Perhaps then, the real winners on the evening were Democrats, writ large. Over on the Republican side, firebrand Sen. Ted Cruz – the recipient of almost universal loathing in Washington, but not, apparently, from primary voters – won the night, with the bombastic billionaire Donald Trump eking out a second place finish over Sen. Marco Rubio. Considering that establishment Democrats would likely prefer running against Cruz or Trump than Rubio – and that Rubio now needs to try to out-conservative Cruz in some places – that's a result that will have plenty of Democratic pols smiling.

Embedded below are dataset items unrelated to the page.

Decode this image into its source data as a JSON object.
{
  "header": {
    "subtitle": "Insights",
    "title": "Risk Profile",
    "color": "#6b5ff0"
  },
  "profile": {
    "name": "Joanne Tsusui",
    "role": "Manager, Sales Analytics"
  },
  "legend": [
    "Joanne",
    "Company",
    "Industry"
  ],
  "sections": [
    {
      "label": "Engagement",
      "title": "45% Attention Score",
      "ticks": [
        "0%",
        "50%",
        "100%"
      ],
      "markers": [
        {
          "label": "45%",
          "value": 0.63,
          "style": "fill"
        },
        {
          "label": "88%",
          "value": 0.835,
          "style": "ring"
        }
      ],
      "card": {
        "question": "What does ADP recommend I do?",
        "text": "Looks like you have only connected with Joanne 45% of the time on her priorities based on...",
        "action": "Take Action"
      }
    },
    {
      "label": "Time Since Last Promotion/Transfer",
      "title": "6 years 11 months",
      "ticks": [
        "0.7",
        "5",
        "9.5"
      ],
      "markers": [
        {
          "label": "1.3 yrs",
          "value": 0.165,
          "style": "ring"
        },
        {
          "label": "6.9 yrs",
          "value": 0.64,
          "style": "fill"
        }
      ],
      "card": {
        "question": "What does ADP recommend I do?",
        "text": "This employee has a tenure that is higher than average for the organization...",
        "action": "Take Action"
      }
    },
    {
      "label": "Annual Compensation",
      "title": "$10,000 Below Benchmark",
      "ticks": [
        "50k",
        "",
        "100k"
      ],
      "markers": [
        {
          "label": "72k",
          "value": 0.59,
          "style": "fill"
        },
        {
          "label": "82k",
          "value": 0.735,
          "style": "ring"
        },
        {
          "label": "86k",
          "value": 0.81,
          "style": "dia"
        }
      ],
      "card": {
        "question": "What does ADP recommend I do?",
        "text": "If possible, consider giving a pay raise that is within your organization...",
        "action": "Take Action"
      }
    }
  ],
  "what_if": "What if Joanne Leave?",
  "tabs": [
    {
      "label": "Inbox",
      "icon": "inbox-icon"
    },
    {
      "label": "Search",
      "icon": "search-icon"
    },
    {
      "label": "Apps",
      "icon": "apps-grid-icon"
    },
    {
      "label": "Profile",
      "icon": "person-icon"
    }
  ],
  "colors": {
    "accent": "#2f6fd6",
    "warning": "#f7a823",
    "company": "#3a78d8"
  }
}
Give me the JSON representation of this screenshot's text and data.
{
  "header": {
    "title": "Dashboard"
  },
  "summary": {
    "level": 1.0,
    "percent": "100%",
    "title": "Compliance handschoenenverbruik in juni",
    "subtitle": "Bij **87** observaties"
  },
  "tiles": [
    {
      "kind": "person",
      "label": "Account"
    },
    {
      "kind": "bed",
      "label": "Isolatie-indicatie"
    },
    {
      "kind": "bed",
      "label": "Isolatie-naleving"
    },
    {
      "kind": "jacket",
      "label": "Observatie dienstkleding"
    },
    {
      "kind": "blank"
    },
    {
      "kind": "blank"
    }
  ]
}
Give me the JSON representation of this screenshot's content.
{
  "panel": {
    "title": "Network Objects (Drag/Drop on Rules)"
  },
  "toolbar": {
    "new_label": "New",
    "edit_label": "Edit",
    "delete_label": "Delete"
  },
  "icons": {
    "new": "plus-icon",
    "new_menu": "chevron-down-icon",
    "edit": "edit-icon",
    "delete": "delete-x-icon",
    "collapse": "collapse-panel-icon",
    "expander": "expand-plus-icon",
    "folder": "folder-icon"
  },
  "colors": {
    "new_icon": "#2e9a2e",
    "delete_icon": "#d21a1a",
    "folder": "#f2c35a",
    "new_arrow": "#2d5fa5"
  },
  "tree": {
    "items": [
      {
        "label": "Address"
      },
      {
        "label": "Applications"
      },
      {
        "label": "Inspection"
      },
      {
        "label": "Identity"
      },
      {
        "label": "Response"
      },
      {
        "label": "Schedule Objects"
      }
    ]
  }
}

On a final note, Cathleen Decker at The Los Angeles Times previews New Hampshire:
Cruz's surprise victory, Trump's shortfall and Rubio's notable finish -- and the tight Democratic race -- would be drama enough leading into New Hampshire, but the state’s history seems destined to add more before the Feb. 9 primary. New Hampshire often gives the back of the hand to Iowa’s winners, and the race is often decided by the state’s undeclared voters, the designation here for those not choosing either party.
More than 4 in 10 voters in the state are undeclared and can decide up to election day in which of the party primaries they will vote. That will give a boggling breadth to the get-out-the-vote efforts in New Hampshire by all of the campaigns.